A arte de 'negociar' com os filhos

Evelin Azevedo
| Tempo de leitura: 1 min

Criar um filho é um grande desafio. Não existe uma receita de bolo: os pais vão tentando, sempre torcendo para acertar. Há aqueles mais liberais, outros mais controladores. É preciso ter em mente que você está criando um futuro adulto, portanto, a criança deve ser treinada - sem exageros, claro - para o que a espera. Na hora de decidir sobre assuntos relacionados à vida de seu filho, é bom levar em consideração a opinião dele.

"Mostrar ao filho que ele também pode ter opiniões e ser ouvido é uma forma de estimular a capacidade intelectual e de argumentação, aprender sobre limites e consequências das escolhas. A partir de conversas e negociações claras, é possível ensinar crianças e adolescentes a agir com iniciativa, serenidade e criatividade frente aos problemas, além de encarar dificuldades e frustrações", afirma Andrea Ramal, educadora e consultora em Educação.
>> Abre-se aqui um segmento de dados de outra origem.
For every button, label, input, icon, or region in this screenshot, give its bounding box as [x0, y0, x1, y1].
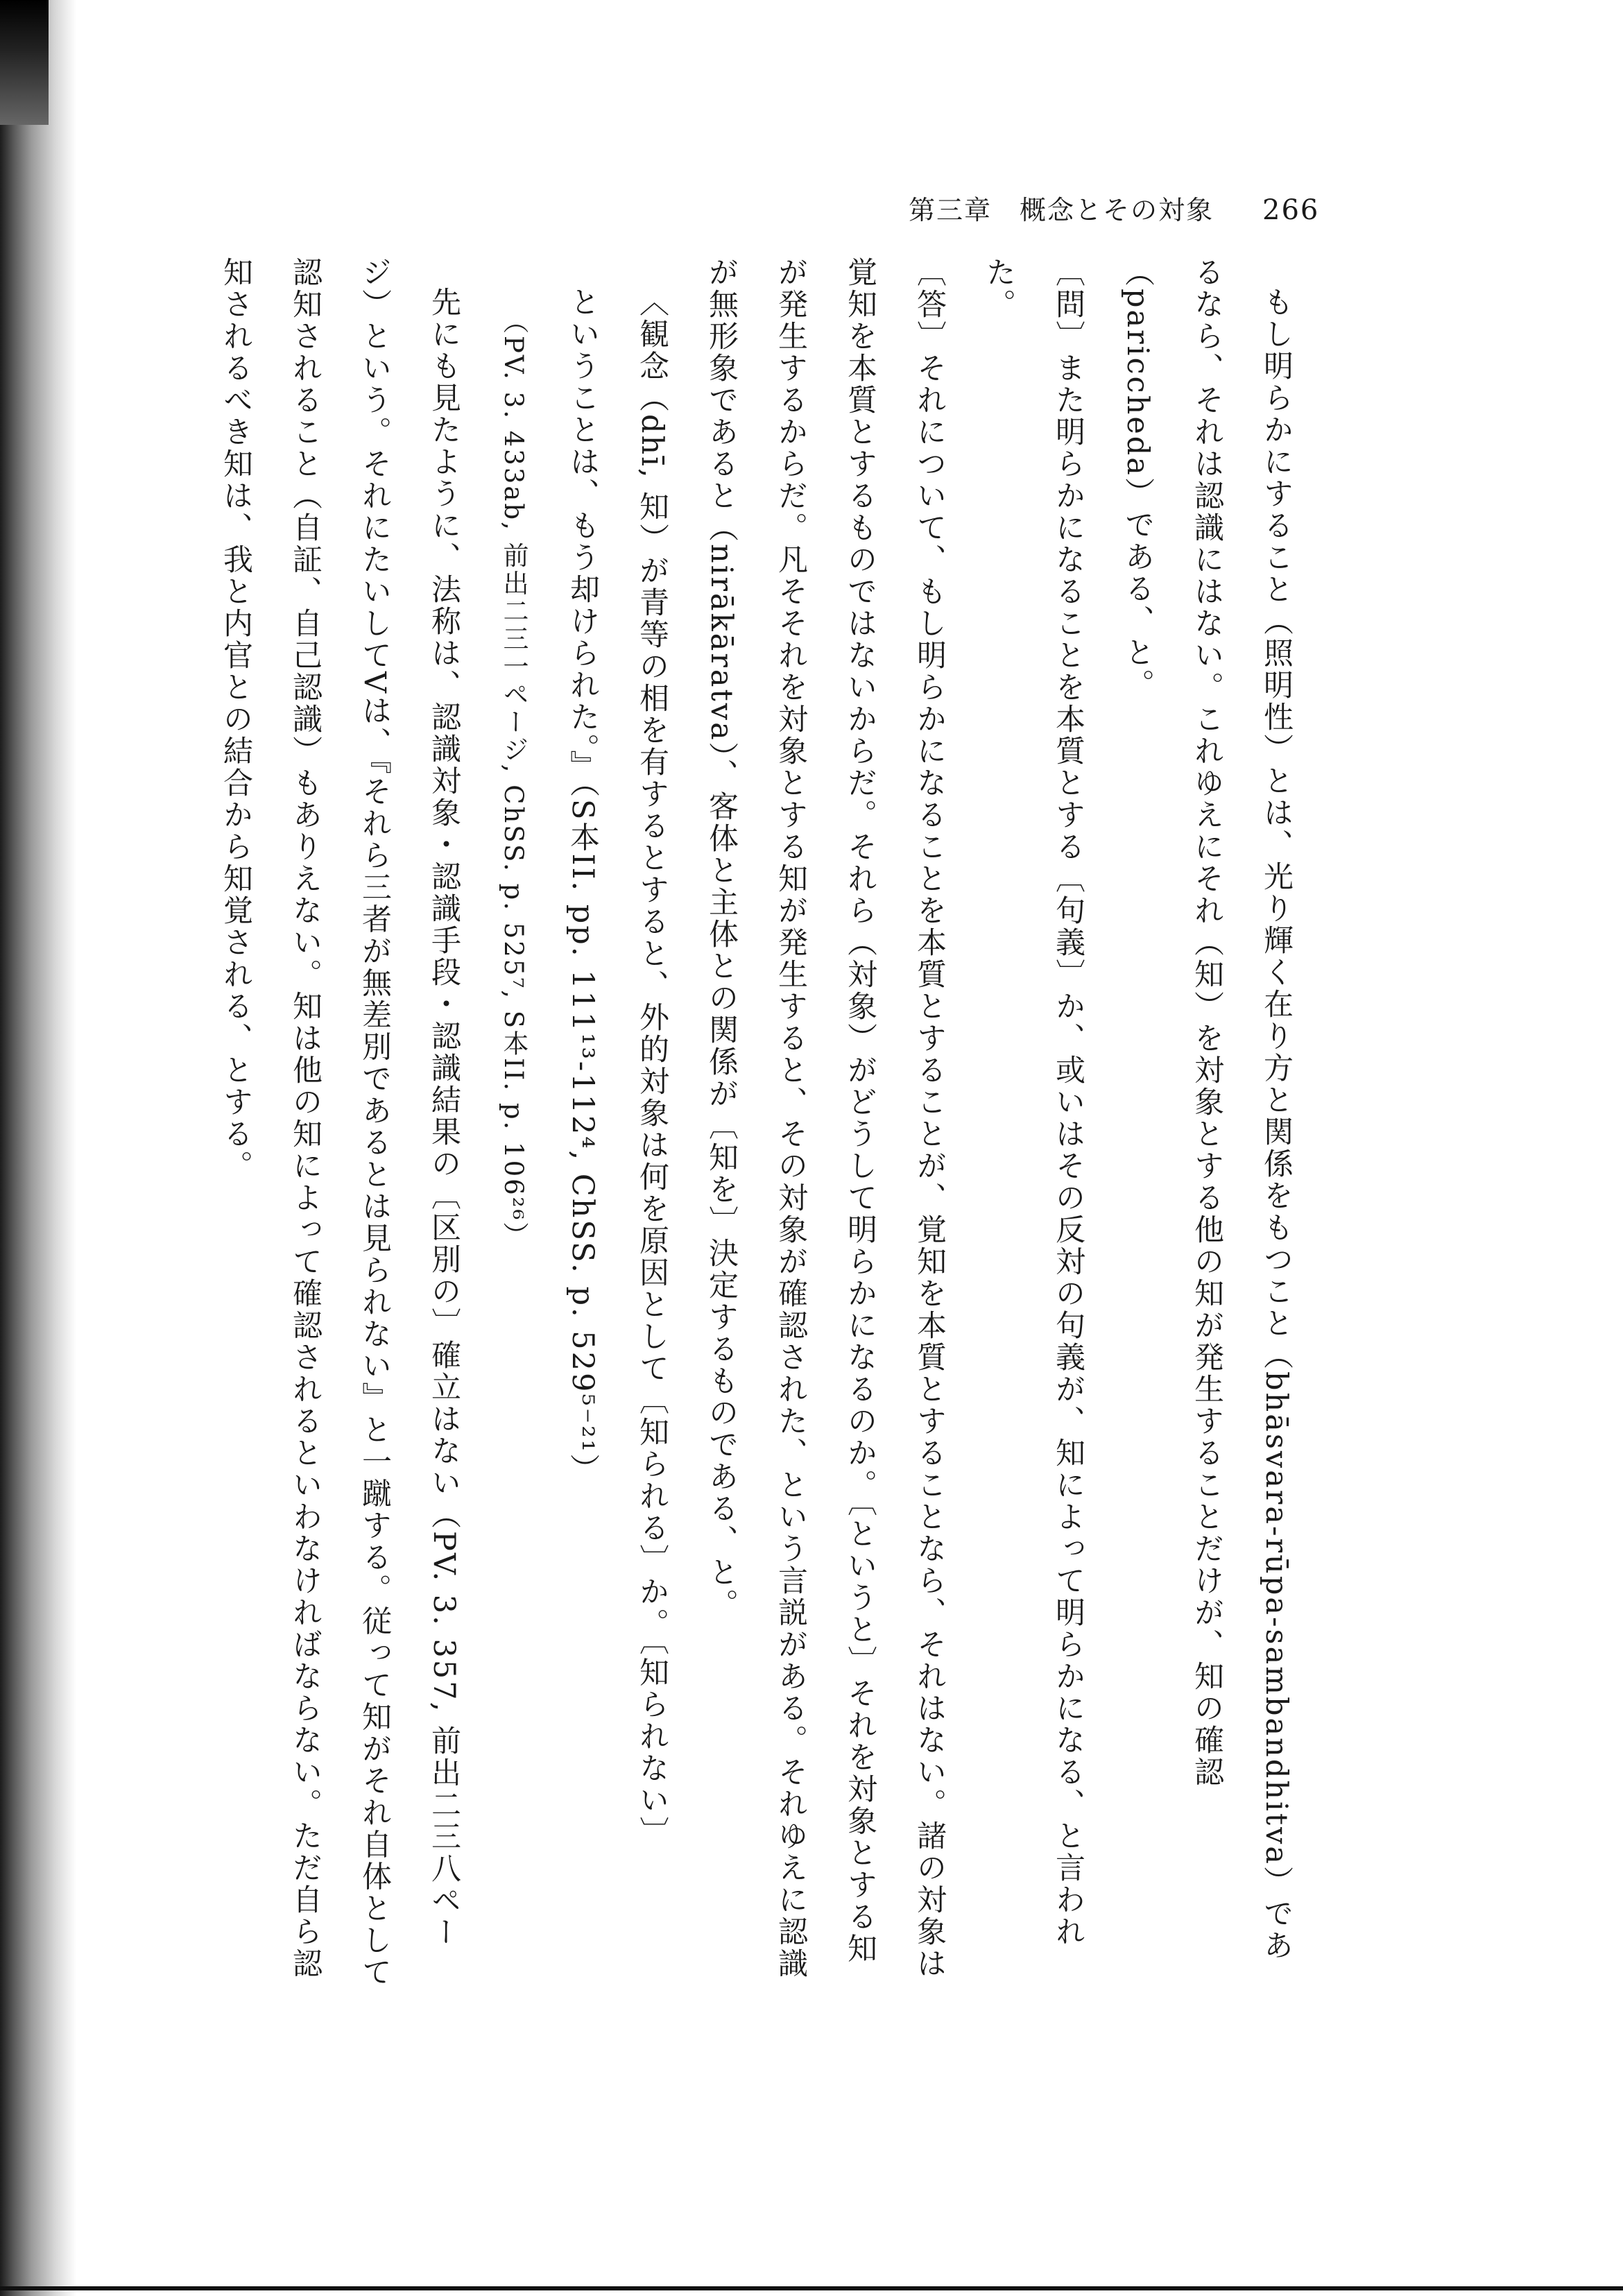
page-number: 266	[1262, 194, 1320, 226]
bottom-scan-rule	[0, 2286, 1623, 2290]
paragraph-4: 先にも見たように、法称は、認識対象・認識手段・認識結果の〔区別の〕確立はない（PV. 3. 357, 前出二三八ページ）という。それにたいしてVは、『それら三者が無差別であるとは見られない』と一蹴する。従って知がそれ自体として認知されること（自証、自己認識）もありえない。知は他の知によって確認されるといわなければならない。ただ自ら認知されるべき知は、我と内官との結合から知覚される、とする。	[218, 257, 461, 1989]
vertical-text-body	[187, 257, 1311, 1991]
paragraph-2: 〔問〕また明らかになることを本質とする〔句義〕か、或いはその反対の句義が、知によって明らかになる、と言われた。	[981, 257, 1085, 1948]
scan-edge-mark	[0, 0, 49, 125]
chapter-title: 第三章 概念とその対象	[909, 195, 1214, 225]
quote-verse: 〈観念（dhī, 知）が青等の相を有するとすると、外的対象は何を原因として〔知られる〕か。〔知られない〕	[635, 286, 669, 1849]
paragraph-3: 〔答〕それについて、もし明らかになることを本質とすることが、覚知を本質とすることなら、それはない。諸の対象は覚知を本質とするものではないからだ。それら（対象）がどうして明らかになるのか。〔というと〕それを対象とする知が発生するからだ。凡そそれを対象とする知が発生すると、その対象が確認された、という言説がある。それゆえに認識が無形象であると（nirākāratva）、客体と主体との関係が〔知を〕決定するものである、と。	[704, 257, 947, 1980]
running-head	[909, 189, 1319, 227]
citation: （PV. 3. 433ab, 前出二三一ページ, ChSS. p. 525⁷, S本II. p. 106²⁶）	[499, 308, 529, 1250]
scan-edge-shadow	[0, 0, 76, 2296]
quote-continuation: ということは、もう却けられた。』（S本II. pp. 111¹³-112⁴, ChSS. p. 529⁵⁻²¹）	[565, 286, 600, 1486]
paragraph-1: もし明らかにすること（照明性）とは、光り輝く在り方と関係をもつこと（bhāsvara-rūpa-sambandhitva）であるなら、それは認識にはない。これゆえにそれ（知）を対象とする他の知が発生することだけが、知の確認（pariccheda）である、と。	[1120, 257, 1294, 1962]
Breno Paquelet, especialista em negociação pela Escola de Negócios de Harvard, orienta que os pais negociem temas referentes ao cotidiano dos filhos. O momento de arrumar a cama, por exemplo, pode ser escolhido por eles. "A criança vê que está tendo uma opção, apesar de ser algo obrigatório para ela. Negociar este tipo de compromisso faz com que os filhos sintam que, em algum ponto, são eles que tomam a decisão. Além disso, é mais fácil a criança cumprir (o compromisso) com a sugestão que ela mesma deu, do que com a imposta pelos pais", diz.